As an apostle he had special authority and power in this direction. When once the apostles had passed off the scene the only discipline possible was that exerted by the church or by the saints collectively; and that so often in these days appears to be singularly ineffectual. There are of course reasons for this. One reason is that it has been so often perverted to ends of a personal or party nature that the whole idea of it has fallen into disrepute. Another is that even when discipline has been rightly inflicted it has been done in a harsh judicial spirit instead of in the spirit of humiliation and sorrow which marked the Apostle here. We have made it the cold, heartless discipline of the court of law instead of the warm, affectionate discipline of the family circle.

Still, discipline there has to be: the discipline of God's house, which is not prejudiced nor unreasoning but founded on well established facts. Hence when Paul came he intended that every word should be established in the mouth of two or three witnesses. All should be sifted with impartiality, so that if some reports were not based upon fact their falsity might be exposed, and their weight fall not upon the head of the accused but upon the head of the accusers. Some may have sinned by licentiousness as Paul feared; but others may have sinned by "backbitings" and "whisperings" of false accusations, because their hearts were filled with envy. All would be made manifest and judged, as we see in the opening verses of chapter 13. We venture to think that, if today there were as much zeal in bringing discipline to bear against the backbiters and whisperers as against the licentious, it would be for the spiritual health and well-being of the church of God.

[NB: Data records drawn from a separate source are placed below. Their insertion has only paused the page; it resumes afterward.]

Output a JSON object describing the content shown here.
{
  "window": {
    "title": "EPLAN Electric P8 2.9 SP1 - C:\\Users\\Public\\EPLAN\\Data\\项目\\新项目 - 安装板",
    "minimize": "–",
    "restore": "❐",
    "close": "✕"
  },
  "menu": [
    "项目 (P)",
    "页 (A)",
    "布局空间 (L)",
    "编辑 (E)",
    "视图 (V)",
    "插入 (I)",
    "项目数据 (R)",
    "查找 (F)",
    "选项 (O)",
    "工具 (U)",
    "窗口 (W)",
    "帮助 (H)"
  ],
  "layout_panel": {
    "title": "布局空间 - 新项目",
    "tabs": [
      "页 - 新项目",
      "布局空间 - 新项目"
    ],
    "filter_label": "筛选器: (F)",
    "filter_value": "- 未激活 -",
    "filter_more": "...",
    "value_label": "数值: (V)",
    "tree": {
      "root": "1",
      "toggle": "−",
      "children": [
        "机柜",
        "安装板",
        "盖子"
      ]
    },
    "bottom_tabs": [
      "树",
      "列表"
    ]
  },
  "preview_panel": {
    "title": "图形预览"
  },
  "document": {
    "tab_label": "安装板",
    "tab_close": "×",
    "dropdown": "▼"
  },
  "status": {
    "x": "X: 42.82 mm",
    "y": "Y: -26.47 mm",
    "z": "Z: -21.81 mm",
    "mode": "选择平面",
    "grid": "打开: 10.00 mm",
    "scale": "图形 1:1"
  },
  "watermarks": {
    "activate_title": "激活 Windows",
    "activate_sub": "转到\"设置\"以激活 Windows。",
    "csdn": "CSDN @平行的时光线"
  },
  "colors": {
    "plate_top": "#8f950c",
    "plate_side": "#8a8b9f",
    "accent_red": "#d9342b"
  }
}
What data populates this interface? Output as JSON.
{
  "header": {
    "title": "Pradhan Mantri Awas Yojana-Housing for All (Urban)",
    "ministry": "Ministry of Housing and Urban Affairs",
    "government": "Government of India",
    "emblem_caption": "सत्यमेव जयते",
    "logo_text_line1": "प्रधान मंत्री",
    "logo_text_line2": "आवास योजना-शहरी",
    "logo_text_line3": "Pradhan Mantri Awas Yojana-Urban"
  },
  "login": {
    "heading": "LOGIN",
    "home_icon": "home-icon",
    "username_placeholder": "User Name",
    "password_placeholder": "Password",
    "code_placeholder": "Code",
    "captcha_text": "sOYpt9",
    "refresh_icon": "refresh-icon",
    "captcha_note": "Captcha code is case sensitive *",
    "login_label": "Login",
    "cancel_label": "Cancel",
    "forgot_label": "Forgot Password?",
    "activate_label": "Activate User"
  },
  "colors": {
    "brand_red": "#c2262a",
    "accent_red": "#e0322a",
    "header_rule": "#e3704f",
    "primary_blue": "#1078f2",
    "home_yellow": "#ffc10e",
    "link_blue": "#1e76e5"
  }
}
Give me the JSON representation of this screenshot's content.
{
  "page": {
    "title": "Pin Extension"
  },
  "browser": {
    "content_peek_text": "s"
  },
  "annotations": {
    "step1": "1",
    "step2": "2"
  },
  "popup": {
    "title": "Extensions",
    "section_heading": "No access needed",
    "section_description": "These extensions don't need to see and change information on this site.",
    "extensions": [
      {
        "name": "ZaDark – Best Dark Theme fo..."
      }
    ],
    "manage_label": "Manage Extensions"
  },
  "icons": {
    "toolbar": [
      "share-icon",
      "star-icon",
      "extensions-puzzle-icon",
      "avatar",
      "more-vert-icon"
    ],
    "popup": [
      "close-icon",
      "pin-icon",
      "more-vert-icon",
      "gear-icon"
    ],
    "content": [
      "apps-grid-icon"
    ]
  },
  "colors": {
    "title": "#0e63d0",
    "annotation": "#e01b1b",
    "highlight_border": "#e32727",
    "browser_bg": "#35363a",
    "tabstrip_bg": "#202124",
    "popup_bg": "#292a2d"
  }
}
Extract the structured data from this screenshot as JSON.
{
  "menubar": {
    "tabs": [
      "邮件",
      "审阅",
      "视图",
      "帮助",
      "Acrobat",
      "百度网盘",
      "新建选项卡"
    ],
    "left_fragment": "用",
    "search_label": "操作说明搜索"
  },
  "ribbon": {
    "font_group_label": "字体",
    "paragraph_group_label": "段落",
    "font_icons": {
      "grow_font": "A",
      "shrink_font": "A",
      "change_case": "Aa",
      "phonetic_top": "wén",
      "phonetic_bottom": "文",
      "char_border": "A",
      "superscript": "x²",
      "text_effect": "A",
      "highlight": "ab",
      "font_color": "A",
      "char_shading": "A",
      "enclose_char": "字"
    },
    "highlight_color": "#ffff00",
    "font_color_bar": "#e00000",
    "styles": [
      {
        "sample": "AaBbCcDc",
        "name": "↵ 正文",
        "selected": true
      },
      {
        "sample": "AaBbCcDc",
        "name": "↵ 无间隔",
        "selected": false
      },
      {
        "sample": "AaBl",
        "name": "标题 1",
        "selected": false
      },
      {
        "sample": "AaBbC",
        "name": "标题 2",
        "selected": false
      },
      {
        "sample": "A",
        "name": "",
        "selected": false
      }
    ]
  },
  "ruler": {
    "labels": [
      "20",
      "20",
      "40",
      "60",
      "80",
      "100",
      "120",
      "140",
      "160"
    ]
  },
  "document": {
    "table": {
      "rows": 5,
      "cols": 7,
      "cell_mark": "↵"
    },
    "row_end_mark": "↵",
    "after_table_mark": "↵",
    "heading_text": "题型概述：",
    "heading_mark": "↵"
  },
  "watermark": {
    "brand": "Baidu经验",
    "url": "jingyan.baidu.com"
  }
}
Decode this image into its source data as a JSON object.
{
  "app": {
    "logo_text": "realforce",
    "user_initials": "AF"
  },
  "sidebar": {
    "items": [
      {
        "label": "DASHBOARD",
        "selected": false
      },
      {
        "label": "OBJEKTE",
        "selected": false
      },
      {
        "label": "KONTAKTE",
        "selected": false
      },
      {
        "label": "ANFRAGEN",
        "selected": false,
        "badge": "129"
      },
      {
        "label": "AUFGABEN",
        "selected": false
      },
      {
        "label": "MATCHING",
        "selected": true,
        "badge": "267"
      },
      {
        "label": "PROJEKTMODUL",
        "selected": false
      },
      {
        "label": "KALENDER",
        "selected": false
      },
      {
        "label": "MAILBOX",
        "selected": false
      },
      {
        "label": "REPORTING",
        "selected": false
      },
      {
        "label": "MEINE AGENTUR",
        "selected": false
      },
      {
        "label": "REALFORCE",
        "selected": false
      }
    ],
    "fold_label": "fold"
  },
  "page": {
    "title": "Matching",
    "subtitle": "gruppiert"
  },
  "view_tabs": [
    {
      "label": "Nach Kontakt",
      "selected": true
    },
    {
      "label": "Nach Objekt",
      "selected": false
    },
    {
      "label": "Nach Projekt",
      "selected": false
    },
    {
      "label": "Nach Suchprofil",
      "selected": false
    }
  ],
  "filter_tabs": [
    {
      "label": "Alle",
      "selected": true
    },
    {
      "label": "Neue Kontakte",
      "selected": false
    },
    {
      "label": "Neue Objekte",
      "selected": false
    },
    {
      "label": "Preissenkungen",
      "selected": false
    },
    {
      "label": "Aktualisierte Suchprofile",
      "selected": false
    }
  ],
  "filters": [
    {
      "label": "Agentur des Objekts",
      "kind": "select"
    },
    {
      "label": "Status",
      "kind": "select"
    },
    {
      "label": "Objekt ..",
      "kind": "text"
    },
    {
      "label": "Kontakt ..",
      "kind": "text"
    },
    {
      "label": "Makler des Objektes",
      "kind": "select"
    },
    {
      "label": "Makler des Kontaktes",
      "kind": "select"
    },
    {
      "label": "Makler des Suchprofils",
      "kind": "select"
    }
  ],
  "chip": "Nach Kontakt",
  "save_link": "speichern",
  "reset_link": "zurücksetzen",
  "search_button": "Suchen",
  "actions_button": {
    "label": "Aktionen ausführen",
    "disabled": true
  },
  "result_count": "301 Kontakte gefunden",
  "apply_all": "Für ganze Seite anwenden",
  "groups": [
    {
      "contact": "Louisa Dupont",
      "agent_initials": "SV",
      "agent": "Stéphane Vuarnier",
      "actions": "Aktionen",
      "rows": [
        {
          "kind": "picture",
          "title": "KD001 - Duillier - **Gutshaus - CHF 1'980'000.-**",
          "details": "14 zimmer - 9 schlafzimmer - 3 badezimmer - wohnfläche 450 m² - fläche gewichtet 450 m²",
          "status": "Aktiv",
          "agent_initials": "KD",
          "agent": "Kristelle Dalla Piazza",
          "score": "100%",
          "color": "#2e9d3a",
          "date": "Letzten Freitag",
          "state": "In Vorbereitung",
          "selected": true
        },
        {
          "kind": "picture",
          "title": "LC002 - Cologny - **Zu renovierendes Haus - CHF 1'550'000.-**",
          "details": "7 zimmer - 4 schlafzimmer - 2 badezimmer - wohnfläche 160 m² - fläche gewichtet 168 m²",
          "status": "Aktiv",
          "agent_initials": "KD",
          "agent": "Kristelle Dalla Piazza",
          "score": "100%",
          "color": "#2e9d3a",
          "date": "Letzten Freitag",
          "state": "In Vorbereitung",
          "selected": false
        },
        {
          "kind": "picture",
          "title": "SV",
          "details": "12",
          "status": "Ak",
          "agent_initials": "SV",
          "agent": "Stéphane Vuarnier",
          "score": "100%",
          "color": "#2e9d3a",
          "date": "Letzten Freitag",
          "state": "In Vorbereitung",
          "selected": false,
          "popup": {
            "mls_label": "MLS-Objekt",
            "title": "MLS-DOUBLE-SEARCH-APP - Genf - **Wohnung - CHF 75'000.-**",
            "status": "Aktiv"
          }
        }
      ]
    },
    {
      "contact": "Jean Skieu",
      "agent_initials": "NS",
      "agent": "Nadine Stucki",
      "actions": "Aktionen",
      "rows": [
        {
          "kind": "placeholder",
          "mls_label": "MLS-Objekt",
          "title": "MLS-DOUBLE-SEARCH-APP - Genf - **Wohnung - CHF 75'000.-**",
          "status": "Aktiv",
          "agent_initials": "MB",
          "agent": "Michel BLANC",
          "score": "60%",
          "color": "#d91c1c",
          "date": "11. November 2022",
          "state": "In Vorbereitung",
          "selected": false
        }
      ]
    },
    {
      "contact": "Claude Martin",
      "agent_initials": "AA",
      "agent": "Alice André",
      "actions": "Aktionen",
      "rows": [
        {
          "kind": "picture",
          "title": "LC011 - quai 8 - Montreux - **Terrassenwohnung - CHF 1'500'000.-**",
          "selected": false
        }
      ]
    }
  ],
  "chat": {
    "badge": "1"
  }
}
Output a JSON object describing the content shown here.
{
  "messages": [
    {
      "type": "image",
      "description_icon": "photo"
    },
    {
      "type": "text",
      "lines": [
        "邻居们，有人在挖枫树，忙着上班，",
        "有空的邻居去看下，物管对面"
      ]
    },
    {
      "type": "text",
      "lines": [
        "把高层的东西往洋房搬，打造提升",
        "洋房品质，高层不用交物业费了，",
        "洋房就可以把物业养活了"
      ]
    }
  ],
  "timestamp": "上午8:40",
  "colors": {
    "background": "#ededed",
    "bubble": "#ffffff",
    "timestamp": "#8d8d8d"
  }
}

Paul's authority as an apostle had however been questioned, and the Corinthians had very foolishly given ear to these questionings. They were the last persons who should have done so, or should have had any doubts as to whether Christ had spoken through him. Since they had entertained such doubts, some kind of answer was needed, and a very crushing one Paul was able to give. He had simply to say, "Examine yourselves, whether ye be in the faith." Since they were his converts, the fruit of his labour, they themselves were the proof-unless indeed they were reprobates, just worthless frauds. If they were but frauds then indeed Christ might not have spoken in Paul; but if they were true men He most certainly had.

Verse 5 has sometimes been taken apart from its context and turned into a plea for continual self-inspection, and even doubt as to one's own salvation. This is because the parenthesis extending from the middle of verse 3 to the end of verse 4 has not been noticed. If we connect the early part of verse 3 with verse 5 the sense is quite clear. There is again a touch of irony in Paul's words, for the doubts they had foolishly entertained as to Christ speaking in him really recoiled upon their own heads. If indeed Christ had not spoken in Paul then-since they had professed conversion under his speaking-Christ would not be found in them. But if Christ was indeed found in them it was conclusive proof that Christ had spoken in him.

It is quite possible of course that in speaking thus the Apostle wished to convey to them the fact that he was not too sure of the genuineness of some of them, and thereby he desired to stir them up and exercise their consciences. At the same time he was quite confident as to the majority of them.

This is evident if we consider the parenthesis, the first words of which tell us that Christ had not been "weak" toward them but rather "mighty in you." Looking back to the work that had been wrought when first he came among them, Paul was full of confidence that the power of Christ had been in it. The whole path of Christ on earth had been characterized by a "weakness" which culminated in His crucifixion. Yet He is alive in resurrection by the power of God. Now that which marked the path of the great Master marked also the path of the servant, who was following in His life and way. Weakness also characterized the external life and service of the Apostle but under the surface the power of God was vitally present with him.

The words at the end of verse 4 are remarkable-"by the power of God toward you." These words indicate that what was in the Apostle's mind was not that he would live in resurrection in the time to come, but that, as associated with the living Christ, he would display in the present the power of that life towards the Corinthians. Christianity is marked by the power of a new life which operates in blessing. Nothing short of that, whether it be creed or ceremony or work, will do.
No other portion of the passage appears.